Usage inconsidéré des antibiotiques dans l’élevage

Quid des “carcasses vertes” des moutons de l’Aïd ?

Après l’abattage, l’aspect de la viande devient véreux. ©D. R.

Dans beaucoup de cas, en particulier en l’absence de contrôle, comme chez nous, les médicaments sont donnés à titre préventif, avec cependant l’arrière-pensée de l’accélération de la prise de poids des animaux.

Après  le VIH-sida, les maladies non transmissibles et Ebola, l’ONU a inscrit à l’ordre du jour, le 21 septembre dernier, une autre question relative à  la santé : la résistance aux antibiotiques comme  “menace fondamentale”. Pour le secrétaire général de l’organisation mondiale, Ban Ki-moon, cette problématique n’est plus uniquement sanitaire, c’est “une menace fondamentale, à long terme pour la santé humaine, la production durable de nourriture et le développement.” Il s’agit très précisément de l’antibiorésistance, c'est-à-dire des bactéries multi-résistantes de plus en plus nombreuses.

Partout une utilisation massive dans la santé animale
Selon l’Organisation mondiale de la santé (OMS), la crise actuelle touche l’ensemble des médicaments anti-infectieux. Un exemple, l’apparition chez l’homme d’un mécanisme de résistance à la colistine, un antibiotique réservé en dernier recours contre les infections multi-résistantes aux autres familles d’antibiotiques ; en langage simple, lorsqu’un patient présente une infection qui résiste à tous les traitements connus, on lui administre généralement de la colistine. La colistine est très utilisée en médecine vétérinaire, et c’est dans de la viande vendue au détail qu’en premier lieu le gène de résistance transférable (à l’homme) a été identifié en Chine, avant d’être isolé chez l’homme. À ce sujet l’utilisation massive d’antibiotiques en santé animale, souvent à titre préventif, a contribué grandement à leur dispersion dans l’environnement. Dans beaucoup de cas, en particulier en l’absence de contrôle, comme chez nous, les médicaments sont donnés à titre préventif avec cependant l’arrière-pensée de l’accélération de la prise de poids car les animaux traités deviennent plus gros.

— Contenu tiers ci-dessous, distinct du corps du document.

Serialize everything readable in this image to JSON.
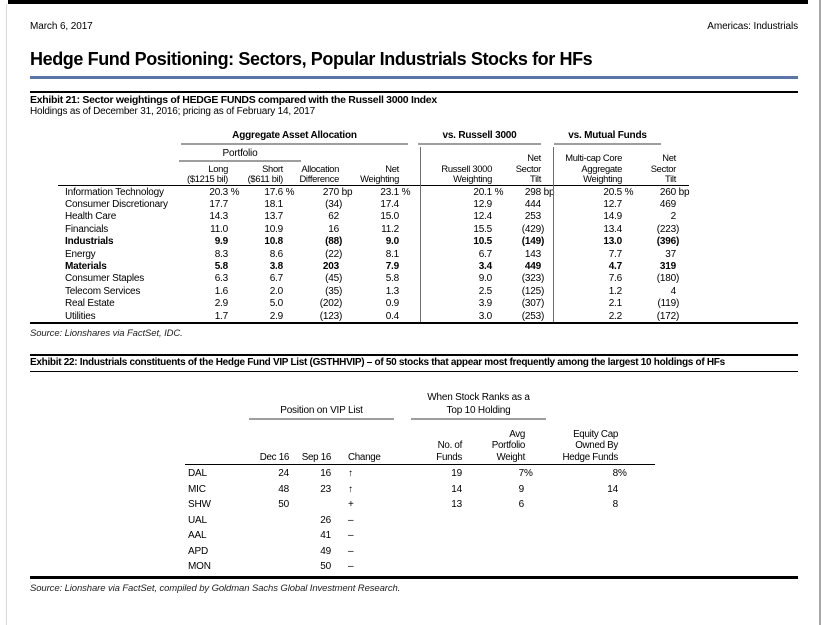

Un “laisser-faire” porteur de tous les dangers
Dans notre pays, la situation est dramatique du fait de la libéralisation quasi totale du marché. Tous les médicaments s’obtiennent chez le vendeur d’aliment de bétail sans aucune prescription. Une enquête menée sur le lait (Revue scientifique et technique SEP (Résidus d’antibiotiques et denrées d’origine animale en Afrique : risques de santé publique - décembre 2014), révèle qu’en Algérie, 89,09% des laits provenant des élevages des wilayas de Blida, Alger, Tipasa et Médéa ont donné des résultats positifs lors du contrôle de résidus de tétracyclines et 65,46% lors du contrôle de résidus de bêta-lactamines. Par ailleurs, environ 29% des échantillons de lait produit dans l’Ouest algérien contiennent des résidus d’agents antibactériens. Dans une interview à Liberté (parue dans la page environnement), le docteur Machane (vétérinaire) note que “beaucoup de choses peuvent se passer dans l’informel. Si on veut remédier à cela, on doit d’abord contrôler tous les élevages et sensibiliser les éleveurs au danger que représentent les antibiotiques. Ensuite retirer la vente de ces médicaments à tous les non-professionnels tels que les fabricants d’aliments. Il faut aussi traquer les revendeurs illégaux et les poursuivre en justice. La deuxième mesure est le retrait des médicaments aviaires de tous les cabinets et créer des officines sous contrôles réguliers d’un inspecteur vétérinaire. Le vétérinaire doit être prescripteur…”. On le voit, le secteur est ouvert à l’argent facile avec tous les excès et manipulations imaginables.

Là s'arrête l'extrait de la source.